La fine dell’U.R.S.S. – Mentre in Italia gli esiti del referendum a favore della preferenza unica facevano vacillare la prima Repubblica (su circa 28 milioni di votanti, circa 27 milioni votarono a favore) gli esiti della caduta del Muro di Berlino facevano franare tutta la struttura politica sovietica. Raccontava Giulio Andreotti, che al G7 di Londra nel luglio 1991 Gorbaciov, ringraziando l’Occidente per gli aiuti che gli stava fornendo, chiese di non fare pressioni per accelerare le riforme che lui stava attuando. Per non provocare la caduta a effetto domino delle economie sovietiche che erano strettamente integrate.
Ma la corsa alla libertà delle repubbliche sovietiche era inarrestabile. Le prime a sollevarsi furono le repubbliche baltiche, Estonia Lettonia e Lituania, che da sempre si sentivano estranee al sistema dei Soviet. Gorbaciov, cedendo ai militari, tentò con i carri armati di fermare la storia, ma fu un fiasco. Leningrado, culla della Rivoluzione di febbraio prese il nome di San Pietroburgo e cancellò in un colpo 74 ani di stalinismo.
Nell’ottobre del 1990 Gorbaciov aveva ricevuto il premio Nobel per la pace. Era una star, ma l’occidente gli remava contro. Sempre Andreotti ebbe a dire che “comunque non avrebbe retto, anche con il nostro aiuto”. Ma l’atteggiamento occidentale favorì le forze a lui ostili.
Nell’agosto del 1991 a Mosca un comitato di emergenza composto da vecchi nomi del partito moscovita, con a capo Ghennadi Yanaev tentò maldestramente un colpo di stato contro le riforme della perestroika. Mentre Michail Gorbaciov trascorreva una breve vacanza in Crimea. I proclami dei golpisti furono chiari: ”un grave pericolo incombe… le riforme di Mikhail Gorbaciov sono arrivate ad un vicolo cieco… senza un cambiamento urgente la fame e la miseria sono incombenti”.

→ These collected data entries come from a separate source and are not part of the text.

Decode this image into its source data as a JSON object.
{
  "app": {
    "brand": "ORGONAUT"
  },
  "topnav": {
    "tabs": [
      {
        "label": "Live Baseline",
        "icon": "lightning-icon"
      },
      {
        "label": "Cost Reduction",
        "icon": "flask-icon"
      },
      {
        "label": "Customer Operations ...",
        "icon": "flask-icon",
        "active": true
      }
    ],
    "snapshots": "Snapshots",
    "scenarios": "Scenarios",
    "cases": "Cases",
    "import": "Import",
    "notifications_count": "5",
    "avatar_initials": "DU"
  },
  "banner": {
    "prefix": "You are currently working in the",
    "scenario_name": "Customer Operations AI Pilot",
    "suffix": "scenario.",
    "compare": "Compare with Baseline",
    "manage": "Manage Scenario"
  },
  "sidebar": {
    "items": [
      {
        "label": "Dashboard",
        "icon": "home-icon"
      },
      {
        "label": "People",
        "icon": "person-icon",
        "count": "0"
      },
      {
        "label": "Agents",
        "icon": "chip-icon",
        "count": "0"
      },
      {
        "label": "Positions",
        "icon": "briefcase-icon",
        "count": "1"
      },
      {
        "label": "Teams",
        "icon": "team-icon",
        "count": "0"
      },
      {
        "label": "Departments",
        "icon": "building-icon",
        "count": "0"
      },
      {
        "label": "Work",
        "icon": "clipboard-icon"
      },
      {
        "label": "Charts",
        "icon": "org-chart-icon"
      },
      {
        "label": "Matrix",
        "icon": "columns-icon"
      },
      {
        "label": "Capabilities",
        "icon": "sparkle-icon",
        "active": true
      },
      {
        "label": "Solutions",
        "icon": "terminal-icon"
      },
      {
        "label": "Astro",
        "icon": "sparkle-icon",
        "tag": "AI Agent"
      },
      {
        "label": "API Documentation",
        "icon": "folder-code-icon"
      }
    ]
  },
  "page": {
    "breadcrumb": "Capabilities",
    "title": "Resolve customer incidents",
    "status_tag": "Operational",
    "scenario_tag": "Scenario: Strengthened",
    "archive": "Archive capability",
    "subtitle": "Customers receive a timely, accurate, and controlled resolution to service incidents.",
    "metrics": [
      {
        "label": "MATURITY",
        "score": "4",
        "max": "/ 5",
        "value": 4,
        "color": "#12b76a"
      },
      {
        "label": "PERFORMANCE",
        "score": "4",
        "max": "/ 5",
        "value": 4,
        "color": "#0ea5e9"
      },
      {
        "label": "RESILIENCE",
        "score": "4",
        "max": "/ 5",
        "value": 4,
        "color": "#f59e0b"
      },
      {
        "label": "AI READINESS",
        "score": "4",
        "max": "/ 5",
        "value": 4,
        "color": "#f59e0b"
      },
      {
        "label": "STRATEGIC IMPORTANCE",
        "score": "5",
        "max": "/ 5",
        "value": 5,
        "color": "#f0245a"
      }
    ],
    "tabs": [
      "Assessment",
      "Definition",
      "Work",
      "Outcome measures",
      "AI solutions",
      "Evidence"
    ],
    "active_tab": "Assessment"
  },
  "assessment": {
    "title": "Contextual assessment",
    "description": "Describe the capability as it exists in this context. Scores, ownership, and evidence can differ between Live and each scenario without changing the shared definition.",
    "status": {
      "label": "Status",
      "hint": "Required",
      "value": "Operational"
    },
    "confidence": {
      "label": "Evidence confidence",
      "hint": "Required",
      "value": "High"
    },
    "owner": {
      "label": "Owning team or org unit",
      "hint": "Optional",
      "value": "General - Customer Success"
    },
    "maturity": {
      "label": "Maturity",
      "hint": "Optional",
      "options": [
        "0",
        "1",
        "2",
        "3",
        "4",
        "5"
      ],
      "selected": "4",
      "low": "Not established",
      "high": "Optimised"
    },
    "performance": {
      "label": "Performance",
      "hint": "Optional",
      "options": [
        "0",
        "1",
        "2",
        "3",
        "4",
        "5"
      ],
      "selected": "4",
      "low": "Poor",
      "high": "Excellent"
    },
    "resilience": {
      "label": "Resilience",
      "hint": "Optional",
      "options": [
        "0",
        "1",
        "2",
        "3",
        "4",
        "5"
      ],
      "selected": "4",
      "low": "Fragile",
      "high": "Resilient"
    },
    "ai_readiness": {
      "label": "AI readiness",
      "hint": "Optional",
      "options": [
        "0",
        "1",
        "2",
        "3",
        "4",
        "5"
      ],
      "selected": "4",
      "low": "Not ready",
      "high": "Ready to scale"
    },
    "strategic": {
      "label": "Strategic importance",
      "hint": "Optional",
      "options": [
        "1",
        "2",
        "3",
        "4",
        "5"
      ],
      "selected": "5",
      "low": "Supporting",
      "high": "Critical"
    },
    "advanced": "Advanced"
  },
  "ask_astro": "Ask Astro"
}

La presa di posizione di Eltsin
A questo gruppo di scellerati reazionari si oppose con veemenza e determinazione, forte della sua popolarità, Boris Eltsin presidente della Russia. Famose le immagini che lo riprendevano mentre arringa la folla dal tetto di un carro armato.
Il presidente prima di arroccarsi nella Duma, il palazzo del parlamento russo, definì criminali i golpisti. Invocò lo sciopero generale, chiamandoli alla resa dei conti. Il putsch fallì e i cospiratori fuggirono. Gorbaciov, che temeva di essere ucciso, fu ripescato dalla Crimea e riportato di peso al Cremlino. A quel punto Gorbaciov, ancora vivo, era un miracolato, non più un leader.
Lo scettro era passato a Boris Eltsin e il 21 dicembre 2021 fu firmato il trattato di Alma Ata, che dava vita alla Comunità di Stati Indipendenti, misero epilogo della defunta Urss. Gorbaciov dovette dileguarsi e alla fine dell’anno, il 31 dicembre del 1991, la bandiera rossa veniva ammainata per sempre dal Cremlino. L’U.r.s.s. finiva di esistere, lasciando grande vuoto e confusione per gli stati che le succedevano.